#Cuba em breve terá uma vacina imunológica contra o Covid-19

Uma vacina projetada para fortalecer a imunidade inata estará disponível em breve para pacientes com Covid-19 em Cuba, considerada uma das contribuições mais próximas para proteger os doentes, enquanto se aguarda o injetável específico.

Desenvolvido pelo Centro de Engenharia Genética e Biotecnologia, o candidato, batizado como imunopotenciador do CIGB 2020, parece uma abordagem terapêutica contra o novo coronavírus, embora não constitua uma cura, mas sim para apoiar o sistema imunológico, um mecanismo vital para enfrentar qualquer agente infeccioso, destaca a Prensa Latina.

Atualmente testada como parte da metodologia investigativa em pacientes positivos da doença tratada em Cuba, em outros suspeitos de voluntários e contatos, a vacina é direcionada especialmente para o tratamento da imunosenescência, um fenômeno associado a mudanças nesse sistema no envelhecimento. .

Daí o seu uso nessa emergência de saúde em pacientes com Covid-19, principalmente em pessoas com mais de 60 e 70 anos de idade que naturalmente apresentam uma diminuição nessa resposta.

A vacina já está mostrando resultados animadores, explicou recentemente Gerardo Guillén, diretor de pesquisa biomédica do CIGB, no programa de rádio-televisão da Mesa Redonda, em um painel de especialistas que abordou os avanços da ciência cubana para aliviar a pandemia.

Se conseguirmos reforçar a imunidade inata na população e positivos para o vírus, podemos impedir que eles progridam em gravidade e gravidade, explicou Guillén.

Outro dos ensaios dessa instituição é o CIGB 258, destinado ao tratamento de doenças inflamatórias crônicas, como a artrite, e com um pré-clínico já avançado.

Conhecendo os dados publicados pela China sobre alguns processos desencadeados em pacientes gravemente enfermos, percebemos que esse medicamento tinha potencial, descreve María del Carmen Domínguez, líder deste estudo.

Nos pacientes nesta fase da doença, ocorre uma tempestade de citocinas, que excedem as inflamações e bloqueiam o sistema imunológico. Este medicamento regula a hiperinflamação que ocorre, explicou o cientista, depois de anunciar que algumas horas atrás ela soube que um dos pacientes já estava andando pela enfermaria do hospital.

A instituição científica com alta garantia desde sua fundação, na década de 80 do século passado, também se concentra em ensaios com quatro vacinas candidatas contra a SARS-Cov-2.

Esse vírus, espalhado por todo o mundo em pouco mais de 100 dias, mantém as autoridades de saúde e os governos em alerta, e a única alternativa para contê-lo é o isolamento social, uma solução sem precedentes no mundo.

Embora a comunidade científica considere o confinamento a “droga” até então disponível, eles alertam para outro fenômeno associado: somos suscetíveis a esse patógeno, concordam os especialistas.

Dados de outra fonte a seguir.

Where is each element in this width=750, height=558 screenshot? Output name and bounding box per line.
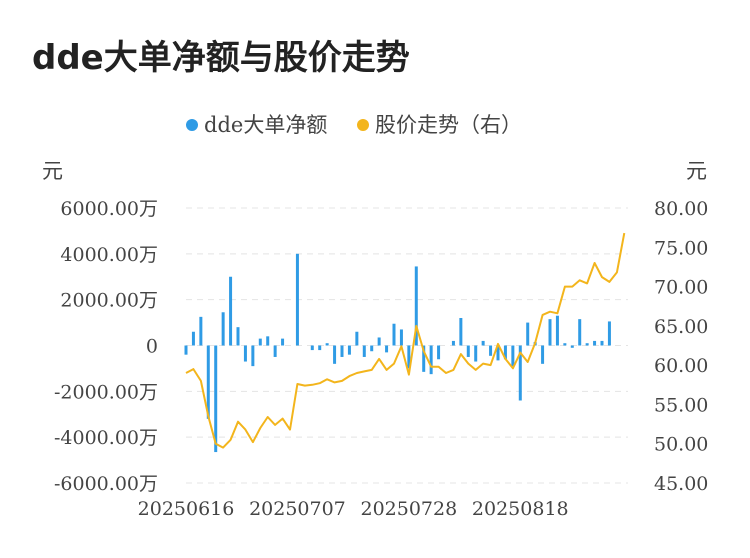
x-axis: 20250616 20250707 20250728 20250818 (138, 498, 569, 520)
bar (414, 266, 418, 346)
y-left-tick-label: -2000.00万 (54, 381, 158, 403)
y-right-tick-label: 75.00 (654, 237, 708, 259)
grid (186, 207, 628, 484)
bar (325, 343, 329, 346)
y-right-tick-label: 70.00 (654, 277, 708, 299)
bar (184, 345, 188, 355)
bar (570, 345, 574, 348)
bar (214, 345, 218, 453)
bar (310, 345, 314, 351)
bar (355, 331, 359, 346)
bar (481, 340, 485, 346)
y-left-tick-label: -4000.00万 (54, 427, 158, 449)
bar (585, 343, 589, 346)
bar (243, 345, 247, 362)
bar (191, 331, 195, 346)
bar (340, 345, 344, 357)
y-right-axis: 80.00 75.00 70.00 65.00 60.00 55.00 50.00 45.00 (654, 198, 708, 495)
y-left-tick-label: 4000.00万 (60, 244, 158, 266)
y-right-tick-label: 65.00 (654, 316, 708, 338)
bar (429, 345, 433, 375)
bar (362, 345, 366, 357)
bar (206, 345, 210, 419)
bar (466, 345, 470, 357)
legend-marker-bar (186, 119, 198, 131)
y-right-tick-label: 45.00 (654, 473, 708, 495)
bar (318, 345, 322, 351)
bar (273, 345, 277, 357)
bar (258, 338, 262, 346)
bar (459, 318, 463, 346)
bar (392, 323, 396, 346)
y-left-unit: 元 (42, 159, 63, 183)
bar (593, 340, 597, 346)
bar (347, 345, 351, 355)
bar (236, 327, 240, 346)
bar (399, 329, 403, 346)
bar (266, 336, 270, 346)
y-right-tick-label: 60.00 (654, 355, 708, 377)
bar (370, 345, 374, 352)
legend-marker-line (357, 119, 369, 131)
bar (251, 345, 255, 367)
bar (333, 345, 337, 364)
bar (489, 345, 493, 356)
y-left-tick-label: -6000.00万 (54, 473, 158, 495)
y-left-tick-label: 2000.00万 (60, 290, 158, 312)
y-right-tick-label: 50.00 (654, 434, 708, 456)
x-tick-label: 20250616 (138, 498, 235, 520)
bar (541, 345, 545, 364)
bar (600, 340, 604, 346)
y-right-tick-label: 80.00 (654, 198, 708, 220)
y-right-unit: 元 (686, 159, 707, 183)
bar (474, 345, 478, 362)
bar (407, 345, 411, 369)
y-left-axis: 6000.00万 4000.00万 2000.00万 0 -2000.00万 -4000.… (54, 198, 158, 495)
bar (422, 345, 426, 372)
bar (385, 345, 389, 353)
bar (377, 337, 381, 346)
bar (229, 276, 233, 346)
x-tick-label: 20250728 (360, 498, 457, 520)
y-left-tick-label: 0 (146, 336, 158, 358)
x-tick-label: 20250818 (472, 498, 569, 520)
y-left-tick-label: 6000.00万 (60, 198, 158, 220)
bar (526, 322, 530, 346)
bar (511, 345, 515, 367)
x-tick-label: 20250707 (249, 498, 346, 520)
bar (555, 315, 559, 346)
bar-series (184, 253, 611, 453)
bar (578, 319, 582, 346)
bar (563, 343, 567, 346)
chart-title: dde大单净额与股价走势 (32, 38, 410, 78)
line-series (185, 232, 626, 449)
bar (199, 316, 203, 346)
bar (503, 345, 507, 360)
bar (295, 253, 299, 346)
legend-label-bar: dde大单净额 (204, 113, 327, 137)
legend: dde大单净额 股价走势（右） (186, 113, 522, 137)
legend-label-line: 股价走势（右） (375, 113, 522, 137)
bar (221, 312, 225, 346)
bar (548, 319, 552, 346)
bar (437, 345, 441, 360)
bar (496, 345, 500, 361)
bar (518, 345, 522, 401)
price-line (185, 232, 626, 449)
bar (451, 340, 455, 346)
y-right-tick-label: 55.00 (654, 394, 708, 416)
bar (607, 321, 611, 346)
bar (281, 338, 285, 346)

Em outras palavras, para o leitor entender: se o vírus não encontra alguém para infectar, ele morre, mas isso não significa que, no futuro, seremos expostos a um novo contágio. A idéia de vacinas específicas, que darão a resposta necessária no futuro, não pode ser negligenciada, alertou Guillén.

Mais de 70 projetos em desenvolvimento em todo o mundo em 60 instituições são realizados e Cuba, especialmente os cientistas do CIGB, estão trabalhando em quatro estratégias de vacinação para expressar antígenos em diferentes hospedeiros, incluindo mamíferos, leveduras e bactérias, disse ele.

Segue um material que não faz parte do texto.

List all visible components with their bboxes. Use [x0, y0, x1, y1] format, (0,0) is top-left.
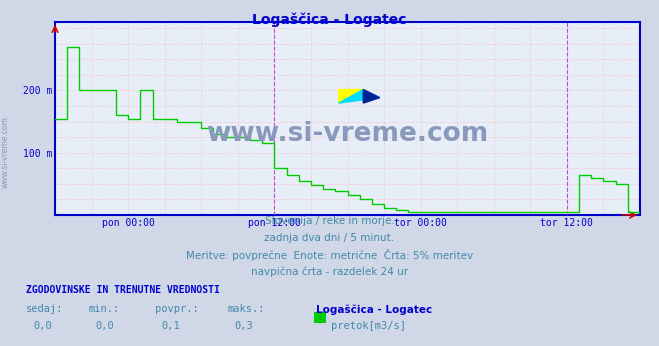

Mas os projetos dessa instituição não são os únicos. O Instituto Finlay, líder da vacina meningocócica cubana, acompanha e integra seus colegas do CIGB no estudo desses candidatos e trabalha em outra formulação específica, que busca ‘parar’ os diferentes truques desse vírus, com base em um mecanismo de expansão viral, semelhante à da AIDS.

Isso foi explicado pelo diretor Vicente Verez, que também enfatizou que um medicamento específico é ideal, mas será uma solução a longo prazo.

O novo coronavírus impõe para seu controle uma barreira, a do distanciamento social, no entanto, uma vez que chega até nós, vários cenários podem ocorrer: brigando com o sistema de defesa, que algumas pessoas o alcançam e derrotam o vírus, e a outra luta. contra doenças quando consegue dominar o sistema imunológico.

A comunidade científica cubana está passando por ambos os cenários, disponibilizando aos habitantes deste país um medicamento para aumentar a capacidade de resposta do sistema imunológico e, no caso de doenças, todo um arsenal terapêutico, com misturas de interferons, biomoduladores e fator de transferência, como suplementos para vencer o vírus.

Aguardando a tão esperada vacina, Cuba se protege, com alta ciência.